Becoming a Pharmacy Technician
As would be clear from the above, the pharmacy technician job require less drug-related knowledge than is needed for a pharmacist but much more knowledge than what a layperson has.
You have to become a certified pharmacy technician by passing an exam to be eligible for a pharmacy technician job. Technician training gives the trainees the skills and knowledge needed to perform the kind of work discussed above.
After completing training, you would typically have to get a state license to work as pharmacy technician. Pharmacy technicians have also to attend specified hours of continuing education through contact classes to be eligible for re-certification every two years.

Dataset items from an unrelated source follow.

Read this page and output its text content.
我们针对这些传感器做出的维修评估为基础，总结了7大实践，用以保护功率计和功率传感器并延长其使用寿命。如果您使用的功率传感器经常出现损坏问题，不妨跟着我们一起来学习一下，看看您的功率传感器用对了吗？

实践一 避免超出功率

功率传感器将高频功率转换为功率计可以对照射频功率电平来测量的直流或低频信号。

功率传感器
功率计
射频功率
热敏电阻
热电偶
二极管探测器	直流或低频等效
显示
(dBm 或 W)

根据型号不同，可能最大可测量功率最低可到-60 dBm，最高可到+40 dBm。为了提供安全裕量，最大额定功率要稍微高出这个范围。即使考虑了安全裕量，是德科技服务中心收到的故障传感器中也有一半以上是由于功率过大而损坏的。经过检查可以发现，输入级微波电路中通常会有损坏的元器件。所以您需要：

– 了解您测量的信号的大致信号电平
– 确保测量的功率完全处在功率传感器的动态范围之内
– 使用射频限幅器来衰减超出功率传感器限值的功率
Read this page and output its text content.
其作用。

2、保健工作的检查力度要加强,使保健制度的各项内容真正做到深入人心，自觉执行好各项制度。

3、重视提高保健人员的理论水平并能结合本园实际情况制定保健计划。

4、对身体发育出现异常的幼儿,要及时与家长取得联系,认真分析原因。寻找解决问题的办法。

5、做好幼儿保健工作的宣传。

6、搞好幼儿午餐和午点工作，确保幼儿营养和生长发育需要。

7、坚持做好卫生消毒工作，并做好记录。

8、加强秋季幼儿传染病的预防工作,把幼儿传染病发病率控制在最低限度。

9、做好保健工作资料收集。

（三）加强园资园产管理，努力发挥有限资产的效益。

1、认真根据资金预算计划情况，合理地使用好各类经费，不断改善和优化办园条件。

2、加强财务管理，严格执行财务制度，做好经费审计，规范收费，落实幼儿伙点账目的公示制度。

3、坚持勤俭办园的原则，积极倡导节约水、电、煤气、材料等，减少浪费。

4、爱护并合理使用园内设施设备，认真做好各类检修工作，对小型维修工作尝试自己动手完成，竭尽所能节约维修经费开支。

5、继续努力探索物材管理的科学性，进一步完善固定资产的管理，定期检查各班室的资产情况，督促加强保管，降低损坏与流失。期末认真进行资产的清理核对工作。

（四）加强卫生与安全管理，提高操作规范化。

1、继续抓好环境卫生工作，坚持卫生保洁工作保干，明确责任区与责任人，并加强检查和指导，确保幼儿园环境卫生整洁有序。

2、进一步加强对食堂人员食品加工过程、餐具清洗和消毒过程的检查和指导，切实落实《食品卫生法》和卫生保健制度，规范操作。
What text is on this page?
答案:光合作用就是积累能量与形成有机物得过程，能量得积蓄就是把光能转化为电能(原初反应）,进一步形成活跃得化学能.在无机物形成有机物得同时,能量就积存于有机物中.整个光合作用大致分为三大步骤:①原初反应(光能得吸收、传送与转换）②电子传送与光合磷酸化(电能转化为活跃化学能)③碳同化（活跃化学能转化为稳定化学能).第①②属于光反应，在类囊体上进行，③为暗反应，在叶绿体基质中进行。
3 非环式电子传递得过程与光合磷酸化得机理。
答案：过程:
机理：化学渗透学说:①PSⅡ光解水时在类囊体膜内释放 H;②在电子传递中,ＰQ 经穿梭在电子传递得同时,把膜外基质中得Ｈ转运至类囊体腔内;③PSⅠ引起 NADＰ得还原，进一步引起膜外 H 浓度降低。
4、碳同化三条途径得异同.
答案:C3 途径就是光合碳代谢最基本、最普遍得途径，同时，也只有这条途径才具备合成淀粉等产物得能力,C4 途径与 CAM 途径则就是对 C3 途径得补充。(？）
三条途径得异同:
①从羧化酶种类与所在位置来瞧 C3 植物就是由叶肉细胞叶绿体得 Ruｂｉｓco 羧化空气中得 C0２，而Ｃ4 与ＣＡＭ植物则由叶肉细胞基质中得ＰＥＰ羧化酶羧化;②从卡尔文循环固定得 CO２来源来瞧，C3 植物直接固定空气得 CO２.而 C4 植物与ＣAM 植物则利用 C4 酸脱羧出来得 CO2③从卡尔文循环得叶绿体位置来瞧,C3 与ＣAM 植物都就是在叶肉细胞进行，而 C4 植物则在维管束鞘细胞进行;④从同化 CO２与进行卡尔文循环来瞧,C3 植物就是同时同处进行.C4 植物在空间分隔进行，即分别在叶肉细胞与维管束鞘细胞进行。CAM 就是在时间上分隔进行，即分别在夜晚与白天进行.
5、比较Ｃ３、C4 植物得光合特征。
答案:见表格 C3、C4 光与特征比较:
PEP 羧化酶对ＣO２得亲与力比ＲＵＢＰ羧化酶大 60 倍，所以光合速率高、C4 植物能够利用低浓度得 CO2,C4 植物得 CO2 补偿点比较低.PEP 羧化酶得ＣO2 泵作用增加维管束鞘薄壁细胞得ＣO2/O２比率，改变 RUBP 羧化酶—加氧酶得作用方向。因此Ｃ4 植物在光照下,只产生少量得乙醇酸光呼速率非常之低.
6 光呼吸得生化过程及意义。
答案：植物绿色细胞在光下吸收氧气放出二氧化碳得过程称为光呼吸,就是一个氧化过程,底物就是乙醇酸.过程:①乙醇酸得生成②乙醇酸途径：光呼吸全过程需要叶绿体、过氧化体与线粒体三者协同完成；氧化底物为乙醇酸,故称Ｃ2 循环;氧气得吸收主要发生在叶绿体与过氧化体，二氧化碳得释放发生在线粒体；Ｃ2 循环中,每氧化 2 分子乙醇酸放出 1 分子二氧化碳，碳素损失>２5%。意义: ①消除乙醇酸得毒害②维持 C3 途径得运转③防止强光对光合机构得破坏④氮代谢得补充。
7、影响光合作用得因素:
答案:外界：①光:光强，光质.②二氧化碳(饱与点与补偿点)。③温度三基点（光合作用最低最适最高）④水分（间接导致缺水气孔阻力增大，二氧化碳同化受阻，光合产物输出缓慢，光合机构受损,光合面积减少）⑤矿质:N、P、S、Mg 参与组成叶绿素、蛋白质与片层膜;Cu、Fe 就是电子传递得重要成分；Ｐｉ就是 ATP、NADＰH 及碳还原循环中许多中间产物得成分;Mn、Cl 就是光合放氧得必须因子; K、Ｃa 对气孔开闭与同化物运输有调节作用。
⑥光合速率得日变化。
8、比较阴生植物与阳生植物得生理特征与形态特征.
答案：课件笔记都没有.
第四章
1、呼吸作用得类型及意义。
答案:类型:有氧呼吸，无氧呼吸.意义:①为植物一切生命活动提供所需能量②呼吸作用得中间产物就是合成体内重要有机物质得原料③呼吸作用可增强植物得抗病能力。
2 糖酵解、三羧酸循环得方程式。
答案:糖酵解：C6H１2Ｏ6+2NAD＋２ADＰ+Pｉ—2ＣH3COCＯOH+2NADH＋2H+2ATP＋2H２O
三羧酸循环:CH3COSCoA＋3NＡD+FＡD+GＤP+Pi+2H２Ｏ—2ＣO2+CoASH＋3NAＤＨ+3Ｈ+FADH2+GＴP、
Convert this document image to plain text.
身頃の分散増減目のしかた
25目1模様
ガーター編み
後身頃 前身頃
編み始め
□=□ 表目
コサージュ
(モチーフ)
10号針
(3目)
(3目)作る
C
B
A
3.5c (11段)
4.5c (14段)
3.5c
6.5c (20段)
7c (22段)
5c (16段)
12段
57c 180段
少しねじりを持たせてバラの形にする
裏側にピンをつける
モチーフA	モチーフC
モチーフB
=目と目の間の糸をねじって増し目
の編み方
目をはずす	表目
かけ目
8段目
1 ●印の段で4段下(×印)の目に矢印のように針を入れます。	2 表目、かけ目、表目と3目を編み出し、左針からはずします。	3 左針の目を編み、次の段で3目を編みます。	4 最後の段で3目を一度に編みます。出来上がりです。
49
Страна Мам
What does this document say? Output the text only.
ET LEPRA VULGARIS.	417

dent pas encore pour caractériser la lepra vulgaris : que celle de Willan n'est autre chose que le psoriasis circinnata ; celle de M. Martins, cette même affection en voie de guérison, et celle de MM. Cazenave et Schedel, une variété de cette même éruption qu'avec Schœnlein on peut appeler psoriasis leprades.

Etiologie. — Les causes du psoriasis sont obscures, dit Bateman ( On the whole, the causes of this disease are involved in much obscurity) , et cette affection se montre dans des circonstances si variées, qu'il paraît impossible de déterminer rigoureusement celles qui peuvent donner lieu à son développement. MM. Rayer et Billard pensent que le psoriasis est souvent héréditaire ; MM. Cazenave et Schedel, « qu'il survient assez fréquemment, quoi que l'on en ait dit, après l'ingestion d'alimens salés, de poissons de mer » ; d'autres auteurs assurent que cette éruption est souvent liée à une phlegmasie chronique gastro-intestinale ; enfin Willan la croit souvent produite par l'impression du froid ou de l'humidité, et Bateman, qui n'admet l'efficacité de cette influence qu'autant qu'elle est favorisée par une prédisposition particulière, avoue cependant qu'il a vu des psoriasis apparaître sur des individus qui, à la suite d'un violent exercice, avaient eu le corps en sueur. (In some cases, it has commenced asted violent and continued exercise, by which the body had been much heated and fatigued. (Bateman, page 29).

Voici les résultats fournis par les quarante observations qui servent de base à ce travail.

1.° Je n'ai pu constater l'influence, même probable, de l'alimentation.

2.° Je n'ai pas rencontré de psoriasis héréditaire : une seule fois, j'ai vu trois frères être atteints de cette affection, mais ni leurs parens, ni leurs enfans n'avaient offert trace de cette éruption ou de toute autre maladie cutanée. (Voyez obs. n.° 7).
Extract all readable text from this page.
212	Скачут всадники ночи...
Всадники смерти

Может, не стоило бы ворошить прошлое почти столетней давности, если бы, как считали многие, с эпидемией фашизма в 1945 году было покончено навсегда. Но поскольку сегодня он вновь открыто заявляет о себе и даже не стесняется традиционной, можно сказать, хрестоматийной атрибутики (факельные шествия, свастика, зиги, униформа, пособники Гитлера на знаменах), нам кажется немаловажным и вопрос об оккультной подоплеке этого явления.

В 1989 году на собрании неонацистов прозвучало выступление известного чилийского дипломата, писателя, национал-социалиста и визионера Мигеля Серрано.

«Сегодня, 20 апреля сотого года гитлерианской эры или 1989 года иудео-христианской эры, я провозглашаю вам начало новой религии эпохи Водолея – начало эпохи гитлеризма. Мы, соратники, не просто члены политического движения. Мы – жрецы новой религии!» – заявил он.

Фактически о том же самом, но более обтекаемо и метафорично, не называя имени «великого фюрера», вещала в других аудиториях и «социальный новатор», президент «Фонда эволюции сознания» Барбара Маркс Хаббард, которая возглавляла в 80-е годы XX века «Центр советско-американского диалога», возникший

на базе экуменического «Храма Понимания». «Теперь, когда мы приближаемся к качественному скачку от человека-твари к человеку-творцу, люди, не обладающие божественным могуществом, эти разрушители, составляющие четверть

Pharmacy Technician Job Prospects
A growing and older population, who typically use more medication, means that there will be an increasing demand for pharmacy technicians. New drug discoveries, for treating more and more conditions, also mean greater need for trained technicians able to fill prescriptions correctly.
Wherever possible, employers will prefer to employ the less expensive pharmacy technician than a highly trained (and consequently expensive) pharmacist.
Pharmacy technician jobs are estimated to grow faster than most categories of jobs.